Nous suivons, dispersés, la longue piste de l’allée des Morts jusqu’à la pyramide de la Lune. De nombreux vendeurs proposent statuettes, bijoux, poteries, mais surtout ces arcs et ces flèches « indiens » dont les petits garçons raffolent. C’est la grande mode. Déjà, devant les édifices superposés, deux jeunes s’essayaient au tir à l’arc sur l’esplanade poussiéreuse. Au pied de la pyramide du Soleil, une bande de copains plus âgés, garçons et filles, faisaient une compétition amicale avec de tels arcs. La jeunesse de Mexico, venue en visite ici en ce dimanche, frime un peu.

Un autre groupe de 18 ou 20 ans montent et descendent la pyramide torse nu, à l’américaine, comme le font quelques touristes. Mais, dans ce pays de culture latine, macho et assez collet monté, cela est considéré comme une provocation. Les gens les toisent d’un air hostile mais sans remarques désobligeantes. De très rares enfants ont ôté leur tee-shirt, ce qui serait courant en Occident par cette chaleur. Mais les pays latins sont indulgents aux garçonnets.

Guillermo nous expliquera, le lendemain, que « le Mexique est un pays très macho et, en même temps, tolère les homosexuels. Les gays sont très nombreux et s’affichent publiquement, en plus grand nombre et plus ouvertement que dans les pays sud-américains de mœurs plus libérales comme l’Argentine et le Chili. » La raison en serait peut-être à rechercher dans la psychologie. Un père souvent absent parce qu’il se consacre à ses « compadres » – mais tout-puissant – et une mère qui surprotège ses enfants, peuvent conduire le garçon à idéaliser le machisme tout en refoulant son désir d’inceste. Il s’intéresse donc peu aux filles en qui il voit toujours une image maternelle, vénère la Vierge, et place toute son énergie dans les relations masculines pour imiter papa.

Une autre raison en serait la tradition aztèque : société militaire, hiérarchisée, où garçons et filles étaient tôt séparés pour être élevés suivant leurs rôles futurs, les émois de l’adolescence suivaient la même pente que dans les sociétés similaires, à Sparte ou en Perse par exemple.

Gary Jennings dans son roman fleuve Azteca, grand succès de 1980, a décrit en détail, suivant le goût de l’époque, ces combinatoires du sexe entre mâles et femelles, jeunes et vieux. Il s’attarde sur les jeux érotiques des garçons au service des jeunes seigneurs. Gageons que ce livre n’est désormais plus recommandé sur le territoire des Etats-Unis néo-conservateurs, bien qu’il reste en ligne sur Amazon.

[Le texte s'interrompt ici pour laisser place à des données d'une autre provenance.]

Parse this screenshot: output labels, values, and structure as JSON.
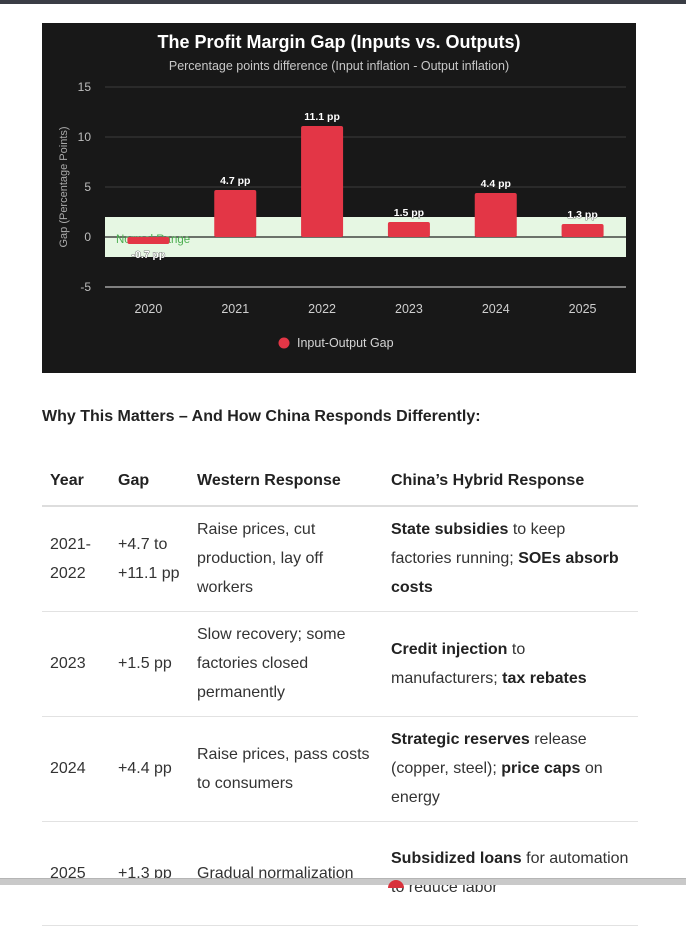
{
  "chart_data": {
    "type": "bar",
    "title": "The Profit Margin Gap (Inputs vs. Outputs)",
    "subtitle": "Percentage points difference (Input inflation - Output inflation)",
    "ylabel": "Gap (Percentage Points)",
    "ylim": [
      -5,
      15
    ],
    "yticks": [
      15,
      10,
      5,
      0,
      -5
    ],
    "grid": true,
    "categories": [
      "2020",
      "2021",
      "2022",
      "2023",
      "2024",
      "2025"
    ],
    "series": [
      {
        "name": "Input-Output Gap",
        "values": [
          -0.7,
          4.7,
          11.1,
          1.5,
          4.4,
          1.3
        ],
        "labels": [
          "-0.7 pp",
          "4.7 pp",
          "11.1 pp",
          "1.5 pp",
          "4.4 pp",
          "1.3 pp"
        ],
        "color": "#e33646"
      }
    ],
    "band": {
      "label": "Normal Range",
      "from": -2,
      "to": 2,
      "color": "#e6f7e3"
    },
    "legend_position": "bottom"
  },
  "section": {
    "heading": "Why This Matters – And How China Responds Differently:"
  },
  "table": {
    "headers": [
      "Year",
      "Gap",
      "Western Response",
      "China’s Hybrid Response"
    ],
    "rows": [
      {
        "year": "2021-2022",
        "gap": "+4.7 to +11.1 pp",
        "western": "Raise prices, cut production, lay off workers",
        "china": [
          {
            "text": "State subsidies",
            "bold": true
          },
          {
            "text": " to keep factories running; ",
            "bold": false
          },
          {
            "text": "SOEs absorb costs",
            "bold": true
          }
        ]
      },
      {
        "year": "2023",
        "gap": "+1.5 pp",
        "western": "Slow recovery; some factories closed permanently",
        "china": [
          {
            "text": "Credit injection",
            "bold": true
          },
          {
            "text": " to manufacturers; ",
            "bold": false
          },
          {
            "text": "tax rebates",
            "bold": true
          }
        ]
      },
      {
        "year": "2024",
        "gap": "+4.4 pp",
        "western": "Raise prices, pass costs to consumers",
        "china": [
          {
            "text": "Strategic reserves",
            "bold": true
          },
          {
            "text": " release (copper, steel); ",
            "bold": false
          },
          {
            "text": "price caps",
            "bold": true
          },
          {
            "text": " on energy",
            "bold": false
          }
        ]
      },
      {
        "year": "2025",
        "gap": "+1.3 pp",
        "western": "Gradual normalization",
        "china": [
          {
            "text": "Subsidized loans",
            "bold": true
          },
          {
            "text": " for automation to reduce labor",
            "bold": false
          }
        ]
      }
    ]
  }
}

Chacun fait ce qu’il veut à condition qu’il ne l’affiche pas : telle est l’hypocrisie des sociétés moralistes anglo-saxonnes Le roman est une fresque de la vie quotidienne aztèque dans la veine des feuilletons d’Alexandre Dumas et le lecteur aurait tort de le snober. Comme souvent de la part des auteurs américains, la documentation amassée pour décrire les détails de tous les jours est impressionnante. Voici une belle introduction à l’archéologie pour qui part visiter le Mexique.

La place de la Lune fait 207 m de large pour 135 m dans sa longueur. La pyramide de la Lune ferme l’espace au fond du haut de ses 45,79 m tandis que de courtes pyramides à quatre étages le ferment sur les côtés. La base accordée à la lune est plus étroite que celle du soleil, 140 x 150 m. A l’intérieur, une fosse a été découverte en 2001. Elle contenait un squelette humain. Cela ne fait pas de la pyramide une tombe, il s’agissait plutôt d’une « offrande » accompagnée de figurines humaines en obsidienne et jade, de coquillages et de deux jaguars dont il reste les squelettes.

Une peinture de jaguar, très bien conservée, demeure sous une arcade de l’allée des Morts et un palais des Jaguars, ici représentés non à poil comme les touristes, à plumes, borde la place de la Lune. Faute de temps et d’envie, par cette chaleur beaucoup renoncent à effectuer l’ascension de cette pyramide. Elle est d’ailleurs beaucoup moins fréquentée que la première.